Updated at 13:52,22-04-2024

Lyabedzka detained after Eastern Partnership summit


On return to Minsk the UCP leader found himself almost "in a hardboiled action film".

"People in plainclothes using force pushed me into a car near my home; they have torn my clothes. Seeing that, my neighbours blocked the way from the yard for them by their cars, my wife called out police," Anatol Lyabedzka said to Interfax.

"When policemen arrived, those strange people in plainclothes did not even presented themselves to the policemen, or said what authorities they represent. I agreed to go to the police department of Central district of Minsk only with a police tour of duty in their car," Lyabedzka stressed.

At the police department, as he said, "I was told that I allegedly cross the border illegally." "However, they know perfectly well it is impossible," he said.

At the same time Lyabedzka stated that "the KGB has not given me my passport back, the Interior Affairs Ministry does not issue a new one for me, though I had provided all the necessary documents for that."

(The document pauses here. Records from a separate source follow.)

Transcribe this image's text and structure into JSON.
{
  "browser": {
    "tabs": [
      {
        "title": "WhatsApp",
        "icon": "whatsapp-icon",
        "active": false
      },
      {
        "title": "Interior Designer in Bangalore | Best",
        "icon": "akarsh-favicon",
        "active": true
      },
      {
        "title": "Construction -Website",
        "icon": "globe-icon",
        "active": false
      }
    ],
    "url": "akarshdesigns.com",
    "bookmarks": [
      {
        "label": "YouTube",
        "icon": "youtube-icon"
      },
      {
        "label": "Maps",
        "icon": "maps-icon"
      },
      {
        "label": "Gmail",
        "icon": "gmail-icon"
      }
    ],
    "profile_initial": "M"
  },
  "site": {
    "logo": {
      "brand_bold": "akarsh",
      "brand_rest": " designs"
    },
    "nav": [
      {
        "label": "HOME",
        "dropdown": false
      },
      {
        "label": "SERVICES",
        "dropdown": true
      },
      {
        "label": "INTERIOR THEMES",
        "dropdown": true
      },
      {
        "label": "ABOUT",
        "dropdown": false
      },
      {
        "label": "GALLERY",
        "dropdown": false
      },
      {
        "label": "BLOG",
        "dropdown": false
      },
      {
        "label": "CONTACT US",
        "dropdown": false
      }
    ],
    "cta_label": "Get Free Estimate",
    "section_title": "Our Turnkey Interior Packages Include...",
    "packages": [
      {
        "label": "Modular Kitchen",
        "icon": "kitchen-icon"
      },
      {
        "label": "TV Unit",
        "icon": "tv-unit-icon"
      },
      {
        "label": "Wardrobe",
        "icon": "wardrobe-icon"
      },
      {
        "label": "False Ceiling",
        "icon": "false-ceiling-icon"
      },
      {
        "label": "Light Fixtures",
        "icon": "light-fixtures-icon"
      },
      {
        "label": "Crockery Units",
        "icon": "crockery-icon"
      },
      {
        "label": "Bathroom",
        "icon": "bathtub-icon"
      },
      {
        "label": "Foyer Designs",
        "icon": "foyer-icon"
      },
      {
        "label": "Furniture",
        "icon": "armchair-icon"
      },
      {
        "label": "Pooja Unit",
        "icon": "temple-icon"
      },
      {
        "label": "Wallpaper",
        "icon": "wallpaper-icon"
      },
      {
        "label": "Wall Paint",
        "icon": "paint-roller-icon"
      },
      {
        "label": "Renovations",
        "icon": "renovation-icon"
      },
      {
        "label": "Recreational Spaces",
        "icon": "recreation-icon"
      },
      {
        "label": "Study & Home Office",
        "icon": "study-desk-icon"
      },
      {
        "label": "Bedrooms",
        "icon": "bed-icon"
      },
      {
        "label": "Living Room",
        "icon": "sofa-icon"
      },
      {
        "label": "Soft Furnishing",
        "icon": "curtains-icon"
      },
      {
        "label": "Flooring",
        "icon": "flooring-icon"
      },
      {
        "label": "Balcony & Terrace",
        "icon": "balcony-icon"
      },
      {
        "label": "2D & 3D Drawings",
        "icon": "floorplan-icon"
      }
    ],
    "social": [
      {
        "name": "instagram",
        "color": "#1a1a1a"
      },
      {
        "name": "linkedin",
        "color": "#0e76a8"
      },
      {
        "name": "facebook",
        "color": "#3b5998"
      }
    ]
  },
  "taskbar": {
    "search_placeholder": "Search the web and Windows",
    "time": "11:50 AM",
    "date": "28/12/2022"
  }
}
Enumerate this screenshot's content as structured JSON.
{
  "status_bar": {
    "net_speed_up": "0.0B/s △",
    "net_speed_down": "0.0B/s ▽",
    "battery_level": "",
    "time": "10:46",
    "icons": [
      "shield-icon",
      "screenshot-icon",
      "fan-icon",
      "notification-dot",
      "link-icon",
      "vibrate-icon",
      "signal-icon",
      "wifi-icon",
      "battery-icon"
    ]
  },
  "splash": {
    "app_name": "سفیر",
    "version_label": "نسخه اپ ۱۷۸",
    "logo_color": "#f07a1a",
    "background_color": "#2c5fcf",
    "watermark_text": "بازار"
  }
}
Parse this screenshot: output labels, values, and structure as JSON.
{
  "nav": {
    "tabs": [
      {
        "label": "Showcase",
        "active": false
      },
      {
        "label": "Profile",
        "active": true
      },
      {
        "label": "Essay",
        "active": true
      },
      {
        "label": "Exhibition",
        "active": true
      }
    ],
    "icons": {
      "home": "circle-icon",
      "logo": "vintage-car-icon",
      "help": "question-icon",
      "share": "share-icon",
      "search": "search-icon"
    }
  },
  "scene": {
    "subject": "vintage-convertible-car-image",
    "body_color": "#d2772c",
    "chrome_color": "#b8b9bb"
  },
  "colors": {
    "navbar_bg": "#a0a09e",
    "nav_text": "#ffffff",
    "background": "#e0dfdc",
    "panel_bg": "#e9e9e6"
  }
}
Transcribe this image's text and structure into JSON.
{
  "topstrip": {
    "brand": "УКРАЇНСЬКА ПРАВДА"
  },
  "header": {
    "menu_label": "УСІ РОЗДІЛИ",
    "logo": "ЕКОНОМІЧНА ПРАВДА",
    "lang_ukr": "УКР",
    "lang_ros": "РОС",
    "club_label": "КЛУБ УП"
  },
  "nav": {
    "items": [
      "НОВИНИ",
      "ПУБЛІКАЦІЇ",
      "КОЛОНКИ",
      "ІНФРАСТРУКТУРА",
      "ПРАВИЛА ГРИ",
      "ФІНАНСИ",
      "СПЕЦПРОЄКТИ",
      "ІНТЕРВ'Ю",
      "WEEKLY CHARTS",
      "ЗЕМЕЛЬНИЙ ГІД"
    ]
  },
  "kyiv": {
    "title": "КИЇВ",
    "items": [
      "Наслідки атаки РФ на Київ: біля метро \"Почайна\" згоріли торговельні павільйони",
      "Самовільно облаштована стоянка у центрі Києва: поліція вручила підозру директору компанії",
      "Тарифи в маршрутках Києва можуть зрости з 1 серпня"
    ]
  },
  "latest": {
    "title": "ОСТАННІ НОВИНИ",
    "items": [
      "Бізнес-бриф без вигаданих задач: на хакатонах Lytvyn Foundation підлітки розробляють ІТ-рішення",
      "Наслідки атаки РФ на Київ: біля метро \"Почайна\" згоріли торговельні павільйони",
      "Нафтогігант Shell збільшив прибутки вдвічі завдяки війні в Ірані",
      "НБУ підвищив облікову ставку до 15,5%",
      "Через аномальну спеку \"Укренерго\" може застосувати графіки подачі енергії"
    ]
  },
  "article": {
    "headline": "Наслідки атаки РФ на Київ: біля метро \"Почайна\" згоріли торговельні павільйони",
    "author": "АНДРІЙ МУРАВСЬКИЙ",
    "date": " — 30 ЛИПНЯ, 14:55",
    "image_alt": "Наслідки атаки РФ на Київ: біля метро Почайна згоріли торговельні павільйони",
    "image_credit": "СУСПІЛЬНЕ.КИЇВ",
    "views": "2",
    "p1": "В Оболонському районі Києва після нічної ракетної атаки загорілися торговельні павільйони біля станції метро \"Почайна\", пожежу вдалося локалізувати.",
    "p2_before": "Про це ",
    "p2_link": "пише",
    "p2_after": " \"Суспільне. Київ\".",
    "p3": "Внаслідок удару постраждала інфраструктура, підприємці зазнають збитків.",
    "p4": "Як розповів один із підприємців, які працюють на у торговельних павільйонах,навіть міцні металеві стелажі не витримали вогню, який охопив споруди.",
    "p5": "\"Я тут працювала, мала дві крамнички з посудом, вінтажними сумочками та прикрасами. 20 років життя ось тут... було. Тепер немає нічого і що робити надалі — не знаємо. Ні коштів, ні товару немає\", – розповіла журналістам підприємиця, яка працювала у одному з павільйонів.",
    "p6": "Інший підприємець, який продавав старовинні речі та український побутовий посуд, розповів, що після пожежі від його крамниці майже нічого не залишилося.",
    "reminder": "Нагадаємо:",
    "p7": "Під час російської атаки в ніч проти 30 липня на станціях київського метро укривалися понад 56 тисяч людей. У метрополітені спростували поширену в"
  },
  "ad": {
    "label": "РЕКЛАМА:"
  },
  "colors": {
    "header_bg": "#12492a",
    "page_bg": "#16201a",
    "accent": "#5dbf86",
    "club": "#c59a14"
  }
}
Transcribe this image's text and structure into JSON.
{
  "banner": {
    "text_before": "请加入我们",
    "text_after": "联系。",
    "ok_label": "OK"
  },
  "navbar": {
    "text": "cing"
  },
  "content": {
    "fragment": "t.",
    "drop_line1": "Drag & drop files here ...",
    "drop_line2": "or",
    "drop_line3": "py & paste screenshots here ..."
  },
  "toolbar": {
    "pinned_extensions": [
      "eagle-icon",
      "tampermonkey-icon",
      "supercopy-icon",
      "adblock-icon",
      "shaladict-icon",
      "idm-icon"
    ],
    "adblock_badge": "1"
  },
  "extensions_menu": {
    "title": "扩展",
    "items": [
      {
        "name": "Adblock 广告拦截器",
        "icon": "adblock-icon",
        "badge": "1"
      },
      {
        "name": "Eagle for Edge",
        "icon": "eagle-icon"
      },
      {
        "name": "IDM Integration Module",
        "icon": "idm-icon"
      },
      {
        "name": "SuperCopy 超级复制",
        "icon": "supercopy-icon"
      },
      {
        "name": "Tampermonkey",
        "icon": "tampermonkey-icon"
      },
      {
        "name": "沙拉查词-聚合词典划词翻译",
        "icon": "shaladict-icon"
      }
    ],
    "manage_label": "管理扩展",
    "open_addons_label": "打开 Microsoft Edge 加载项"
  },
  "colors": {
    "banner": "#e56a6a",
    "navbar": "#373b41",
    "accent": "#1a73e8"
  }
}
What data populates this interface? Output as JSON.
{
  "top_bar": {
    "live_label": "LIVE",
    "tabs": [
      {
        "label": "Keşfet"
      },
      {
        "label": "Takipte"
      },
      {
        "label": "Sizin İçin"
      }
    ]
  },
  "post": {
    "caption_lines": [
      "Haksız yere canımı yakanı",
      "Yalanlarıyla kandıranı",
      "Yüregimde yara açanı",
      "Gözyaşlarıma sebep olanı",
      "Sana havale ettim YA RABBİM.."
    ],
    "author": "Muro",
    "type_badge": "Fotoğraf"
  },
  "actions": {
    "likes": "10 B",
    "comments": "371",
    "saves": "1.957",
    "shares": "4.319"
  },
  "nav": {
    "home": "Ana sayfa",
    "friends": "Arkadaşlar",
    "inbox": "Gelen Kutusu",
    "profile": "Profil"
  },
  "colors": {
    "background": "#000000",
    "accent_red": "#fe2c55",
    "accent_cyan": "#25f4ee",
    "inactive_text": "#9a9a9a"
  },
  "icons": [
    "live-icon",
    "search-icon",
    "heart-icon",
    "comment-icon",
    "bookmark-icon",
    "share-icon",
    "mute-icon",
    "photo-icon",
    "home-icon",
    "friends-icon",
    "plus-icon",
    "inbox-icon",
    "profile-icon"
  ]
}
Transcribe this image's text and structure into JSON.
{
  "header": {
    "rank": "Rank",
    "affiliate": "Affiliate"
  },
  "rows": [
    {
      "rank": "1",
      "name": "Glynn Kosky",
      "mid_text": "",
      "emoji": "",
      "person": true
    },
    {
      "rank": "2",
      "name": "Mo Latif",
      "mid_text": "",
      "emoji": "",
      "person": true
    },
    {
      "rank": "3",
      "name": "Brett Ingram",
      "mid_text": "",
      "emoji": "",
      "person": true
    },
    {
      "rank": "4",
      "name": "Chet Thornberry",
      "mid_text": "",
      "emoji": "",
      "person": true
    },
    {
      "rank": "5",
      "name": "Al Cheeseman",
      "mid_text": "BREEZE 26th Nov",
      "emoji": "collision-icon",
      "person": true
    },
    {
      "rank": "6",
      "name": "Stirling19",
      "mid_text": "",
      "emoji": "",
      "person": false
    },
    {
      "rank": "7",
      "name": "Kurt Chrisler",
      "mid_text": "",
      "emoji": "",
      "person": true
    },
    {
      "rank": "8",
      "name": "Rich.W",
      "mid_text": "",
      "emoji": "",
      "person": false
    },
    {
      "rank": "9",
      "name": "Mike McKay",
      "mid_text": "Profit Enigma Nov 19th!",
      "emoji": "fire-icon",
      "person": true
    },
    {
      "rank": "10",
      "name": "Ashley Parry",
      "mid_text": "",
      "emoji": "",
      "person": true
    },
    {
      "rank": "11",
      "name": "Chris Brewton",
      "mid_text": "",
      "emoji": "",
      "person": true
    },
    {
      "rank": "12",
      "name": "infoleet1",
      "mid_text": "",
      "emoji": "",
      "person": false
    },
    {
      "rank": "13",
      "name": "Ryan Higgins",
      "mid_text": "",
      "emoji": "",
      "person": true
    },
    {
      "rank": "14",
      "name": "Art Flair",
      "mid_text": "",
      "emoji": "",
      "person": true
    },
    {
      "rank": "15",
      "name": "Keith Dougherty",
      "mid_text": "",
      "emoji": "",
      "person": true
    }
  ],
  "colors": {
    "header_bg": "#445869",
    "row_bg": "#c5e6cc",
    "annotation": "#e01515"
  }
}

Earlier the leader of the United Civil party of Belarus stated that he went abroad with his old passport where he had visas.

"I was released from the police department and they said I would be summoned to appear with a call-up paper," A. Lyabedzka said.

The chairman of the UCP believes he had been detained in Minsk because of his journey to Warsaw where the Eastern Partnership summit was held.

"I see a direct interrelation there. Back in Warsaw I said to German Chancellor Merkel and Polish Prime Minister Tusk that increase of crackdown on the part of the Belarusian authorities could be expected, as they feel great resentment as they had not been invited to Warsaw," A. Lyabedzka said on the phone to Interfax-Zapad news agency.